Some people say that couples who fight often are always on the brink of breaking up, but according to a University of Michigan study, arguments can narrow the distance between you two – as long as it’s done right. Here’s how:
Choose your words carefully.
Experts suggest you use plural nouns such as “we,” “us,” and “our” during arguments since they’re “more likely to express positive feelings and report less mental stress afterward.” Using these kinds of nouns also helps couples “align themselves on the same team, as opposed to being adversaries,” says Benjamin Seider, lead investigator of the study about disagreements among couples.
Set ground rules.
You have to know what your partner’s rules are when it comes to fighting. Maybe they’re bound to walk out the room if there’s a need to clear their head or they tend to raise their voice when they’re intensely angry – once you understand how your beau deals with arguments, it will be easier to get a grasp on the situation so you don’t end up being more annoyed.

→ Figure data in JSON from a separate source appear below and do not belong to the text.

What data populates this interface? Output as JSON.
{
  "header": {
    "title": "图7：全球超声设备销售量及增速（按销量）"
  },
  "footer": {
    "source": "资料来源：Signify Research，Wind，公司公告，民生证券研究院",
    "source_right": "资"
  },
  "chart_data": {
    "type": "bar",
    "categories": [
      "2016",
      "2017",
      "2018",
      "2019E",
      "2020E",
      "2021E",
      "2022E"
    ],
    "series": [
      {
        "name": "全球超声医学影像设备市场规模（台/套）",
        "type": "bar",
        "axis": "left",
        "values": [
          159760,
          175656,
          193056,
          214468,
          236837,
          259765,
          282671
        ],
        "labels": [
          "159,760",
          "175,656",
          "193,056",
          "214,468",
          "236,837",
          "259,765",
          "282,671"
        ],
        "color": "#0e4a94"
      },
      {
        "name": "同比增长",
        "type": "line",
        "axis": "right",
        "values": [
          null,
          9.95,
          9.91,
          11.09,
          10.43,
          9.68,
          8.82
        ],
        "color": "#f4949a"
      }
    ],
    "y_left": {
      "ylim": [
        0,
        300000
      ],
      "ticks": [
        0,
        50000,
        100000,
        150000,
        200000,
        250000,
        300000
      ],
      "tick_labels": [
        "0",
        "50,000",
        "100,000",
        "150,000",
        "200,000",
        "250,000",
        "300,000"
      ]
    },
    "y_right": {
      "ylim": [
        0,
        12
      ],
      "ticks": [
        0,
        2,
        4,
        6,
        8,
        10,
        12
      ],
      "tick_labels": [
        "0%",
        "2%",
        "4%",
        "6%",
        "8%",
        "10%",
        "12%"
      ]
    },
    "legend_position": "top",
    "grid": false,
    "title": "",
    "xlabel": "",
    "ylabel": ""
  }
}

You shouldn’t be paranoid when you and your man aren’t on the same page when it comes to certain issues since it only indicates that you’re in a healthy relationship. “It means you’ve become comfortable expressing yourself over time,” says University of Michigan study co-author Kira Birditt, PhD. “Relationships that are close and positive can also be very irritating,” she adds.
It’s important to really listen to what your partner has to say and understand what he’s trying to bring across instead of waiting for him to finish just so you could retort a better argument. “The person who is not being heard will find somebody to listen, and that person will be either a lover or a lawyer,” says Dr. Wendy Walsh, PhD and author of The 30-Day Love Detox.